In 1786, trading ships began making regular stops in Hawai‘i on their way to China and the Pacific Northwest. Pursuing the lucrative fur trade, vessels from Great Britain, Spain and America found Hawai‘i an ideal place to restock provisions and replenish depleted crews with fresh Hawaiian sailors. In 1791, while sailing off Kaua‘i, Boston trader James Kendrick smelled fragrant smoke wafting from a fire on land, and realized that Hawai‘i had sandalwood trees, ‘iliahi. There was an insatiable demand for the trees’ fragrant heartwood in China, where it was turned into fine furnishings and incense. Kendrick left three men on Kaua‘i to harvest the trees, ahead of his return the following year. Hawai‘i’s first major commercial enterprise was born.
Harvested sandalwood was measured in piculs of 133.3 pounds. A picul of sandalwood could collect up to $10 dollars in China at a time when $1 bought 12 pounds of beef in the islands. It became the kingdom’s currency. During an era of escalating rivalry, the ali‘i eagerly traded sandalwood for modern weapons. Kamehameha I was among the first to recognize the value of having not only weapons but foreign advisers to help negotiate trade agreements and teach weapons use. British traders Isaac Davis and John Young became two of Kamehameha’s most favored advisers. “It was through the aid of muskets and of foreigners to instruct in their use that Kamehameha was able in so short a time to bring all the islands under his rule,” says 19th-century historian Samuel Kamakau.1
Traders and explorers, beginning with Captain Cook, brought with them a host of deadly foreign diseases. On their final voyage, Cook’s crew had been sickened by a long list of infectious maladies: tuberculosis, malaria and dengue, dysentery, dropsy, pneumonia, influenza, viral hepatitis, smallpox and venereal diseases.2 While such illnesses were not uncommon among Pacific voyagers, Cook’s men – and those that followed – proceeded to infect a population that had no immunity. As trade ramped up, with ships from France, Russia, Germany and elsewhere plying Hawai‘i waters, successive epidemics of measles, influenza, diarrhea and whooping cough ravaged the population. Seventy-five years after Cook’s arrival in 1778, the number of Hawaiians plummeted from an estimated 700,000 people to just 71,019.3 According O.A. Bushnell, a microbiologist and historian, “… since 1778, infectious diseases introduced by foreigners have claimed more Hawaiian lives than all other causes of death combined.”
“In the reign of Kamehameha, from the time I was born until I was nine years old, the pestilence visited the Hawaiian Islands, and the majority of the people from Hawai‘i to Ni‘ihau died.”

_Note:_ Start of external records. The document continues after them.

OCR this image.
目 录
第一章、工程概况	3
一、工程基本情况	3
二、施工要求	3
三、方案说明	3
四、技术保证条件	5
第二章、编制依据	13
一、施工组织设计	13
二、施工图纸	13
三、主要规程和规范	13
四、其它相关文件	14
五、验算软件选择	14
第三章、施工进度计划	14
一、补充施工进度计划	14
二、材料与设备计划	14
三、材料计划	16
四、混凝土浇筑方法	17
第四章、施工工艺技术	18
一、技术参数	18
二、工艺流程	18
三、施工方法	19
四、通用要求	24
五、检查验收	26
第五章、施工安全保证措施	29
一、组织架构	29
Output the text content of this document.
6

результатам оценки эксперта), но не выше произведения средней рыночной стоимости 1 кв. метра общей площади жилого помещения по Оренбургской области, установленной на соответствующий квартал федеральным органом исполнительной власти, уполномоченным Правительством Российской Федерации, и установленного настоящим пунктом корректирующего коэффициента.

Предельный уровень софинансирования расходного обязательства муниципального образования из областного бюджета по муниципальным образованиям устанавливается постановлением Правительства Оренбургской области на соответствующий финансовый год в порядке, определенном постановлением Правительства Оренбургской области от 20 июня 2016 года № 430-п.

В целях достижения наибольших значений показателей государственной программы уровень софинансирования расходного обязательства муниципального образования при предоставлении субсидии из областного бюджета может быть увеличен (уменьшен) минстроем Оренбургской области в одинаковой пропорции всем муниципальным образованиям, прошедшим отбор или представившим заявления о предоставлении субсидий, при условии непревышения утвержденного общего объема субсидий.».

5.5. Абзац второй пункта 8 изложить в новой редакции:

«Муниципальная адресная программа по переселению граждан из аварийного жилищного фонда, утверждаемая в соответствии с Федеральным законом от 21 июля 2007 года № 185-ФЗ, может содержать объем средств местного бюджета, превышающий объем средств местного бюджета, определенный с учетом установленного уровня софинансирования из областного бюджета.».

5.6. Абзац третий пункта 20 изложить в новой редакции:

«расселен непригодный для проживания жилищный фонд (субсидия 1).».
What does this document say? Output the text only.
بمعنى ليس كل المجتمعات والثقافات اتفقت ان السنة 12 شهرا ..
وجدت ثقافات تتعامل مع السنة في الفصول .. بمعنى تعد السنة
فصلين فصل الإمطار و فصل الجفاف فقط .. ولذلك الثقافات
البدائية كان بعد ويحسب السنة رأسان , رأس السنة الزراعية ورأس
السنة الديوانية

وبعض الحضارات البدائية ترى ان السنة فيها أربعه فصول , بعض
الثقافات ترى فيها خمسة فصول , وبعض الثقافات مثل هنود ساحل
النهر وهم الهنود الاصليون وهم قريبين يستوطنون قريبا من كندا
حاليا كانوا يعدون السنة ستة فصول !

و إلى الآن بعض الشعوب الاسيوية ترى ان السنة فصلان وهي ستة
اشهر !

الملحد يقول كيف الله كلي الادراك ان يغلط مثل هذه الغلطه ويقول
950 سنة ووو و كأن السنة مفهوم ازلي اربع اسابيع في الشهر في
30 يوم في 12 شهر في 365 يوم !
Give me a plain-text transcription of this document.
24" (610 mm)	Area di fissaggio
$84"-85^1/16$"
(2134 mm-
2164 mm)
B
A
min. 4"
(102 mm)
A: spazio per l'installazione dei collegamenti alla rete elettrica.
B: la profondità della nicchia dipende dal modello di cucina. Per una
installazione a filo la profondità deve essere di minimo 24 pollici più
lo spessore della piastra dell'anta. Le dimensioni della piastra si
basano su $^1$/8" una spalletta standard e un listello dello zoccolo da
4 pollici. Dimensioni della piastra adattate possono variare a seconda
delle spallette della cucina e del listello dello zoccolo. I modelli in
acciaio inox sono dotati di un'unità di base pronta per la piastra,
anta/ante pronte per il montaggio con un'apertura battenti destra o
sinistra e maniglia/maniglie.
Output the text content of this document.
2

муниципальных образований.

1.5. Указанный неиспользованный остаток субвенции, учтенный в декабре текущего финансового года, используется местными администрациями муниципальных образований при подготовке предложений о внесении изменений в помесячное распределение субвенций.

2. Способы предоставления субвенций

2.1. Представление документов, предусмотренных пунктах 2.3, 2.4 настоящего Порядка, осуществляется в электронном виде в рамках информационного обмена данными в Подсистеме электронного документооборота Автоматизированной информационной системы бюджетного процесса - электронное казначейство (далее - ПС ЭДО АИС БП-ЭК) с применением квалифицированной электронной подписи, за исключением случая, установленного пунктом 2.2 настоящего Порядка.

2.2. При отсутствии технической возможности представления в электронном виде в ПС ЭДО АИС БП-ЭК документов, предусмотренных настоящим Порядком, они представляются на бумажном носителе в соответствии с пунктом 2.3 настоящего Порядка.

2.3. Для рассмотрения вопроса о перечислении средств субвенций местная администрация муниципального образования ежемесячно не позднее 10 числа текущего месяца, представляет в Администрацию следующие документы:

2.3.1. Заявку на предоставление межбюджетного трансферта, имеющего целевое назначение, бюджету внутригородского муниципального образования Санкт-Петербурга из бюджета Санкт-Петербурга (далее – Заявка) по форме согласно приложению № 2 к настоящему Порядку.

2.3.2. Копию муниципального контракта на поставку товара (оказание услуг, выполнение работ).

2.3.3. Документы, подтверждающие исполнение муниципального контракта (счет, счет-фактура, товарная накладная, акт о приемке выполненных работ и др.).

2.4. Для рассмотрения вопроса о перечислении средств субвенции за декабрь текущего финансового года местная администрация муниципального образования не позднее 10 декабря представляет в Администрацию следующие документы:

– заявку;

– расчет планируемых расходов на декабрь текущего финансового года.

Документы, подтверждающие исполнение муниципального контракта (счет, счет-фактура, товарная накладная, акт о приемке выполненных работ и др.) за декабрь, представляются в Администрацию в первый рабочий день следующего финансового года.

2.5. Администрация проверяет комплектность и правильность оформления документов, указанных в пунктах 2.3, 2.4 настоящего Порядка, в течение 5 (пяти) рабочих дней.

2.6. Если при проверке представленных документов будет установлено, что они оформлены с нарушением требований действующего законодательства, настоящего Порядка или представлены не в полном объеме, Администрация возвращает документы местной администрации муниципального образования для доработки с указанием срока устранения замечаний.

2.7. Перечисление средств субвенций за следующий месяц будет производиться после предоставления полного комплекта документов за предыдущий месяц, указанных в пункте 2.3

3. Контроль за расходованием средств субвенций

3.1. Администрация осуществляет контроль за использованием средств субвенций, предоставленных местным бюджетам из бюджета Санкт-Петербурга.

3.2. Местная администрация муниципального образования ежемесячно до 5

— David Malo in an 1839 article entitled “On the Decrease of the Population in the Hawaiian Islands.”4
Note: Malo was born in 1793, so he would have been nine years old in 1802. Two years later, O‘ahu suffered a major epidemic that wiped out Kamehameha’s army and caused unknown deaths.
“Plenty of Hogs and fowls, together with most of the Tropical fruits in abundance; great quantities of Water, and Musk, Mellons, Sugar Cane, Bread fruit and salt was brought for sale. The price of a large Hog was from 5 to 10 spikes (nails).”
— John Boit, Jr., mate on the Columbia of Boston, under Captain Robert Gray, 17925
2Igler, David, The Great Ocean: Pacific Worlds from Captain Cook to the God Rush, Oxford University Press, Oxford, United Kingdom, 2017, p. 44.
3La Croix, Sumner, “Economic History of Hawai‘i: A Short Introduction,” Working Paper No. 02-3, University of Hawai‘i at Mānoa, Department of Economics, January 2002.
4Malo, David, “On the Decrease of the Population in the Hawaiian Islands,” Hawaiian Spectator, April 1839, p. 125.
5Morrison, S.E., “Boston Traders in Hawaiian Islands, 1789–1823,” The Washington Historical Quarterly, Vol. 12, No. 3 (July 1921), pp. 166–201.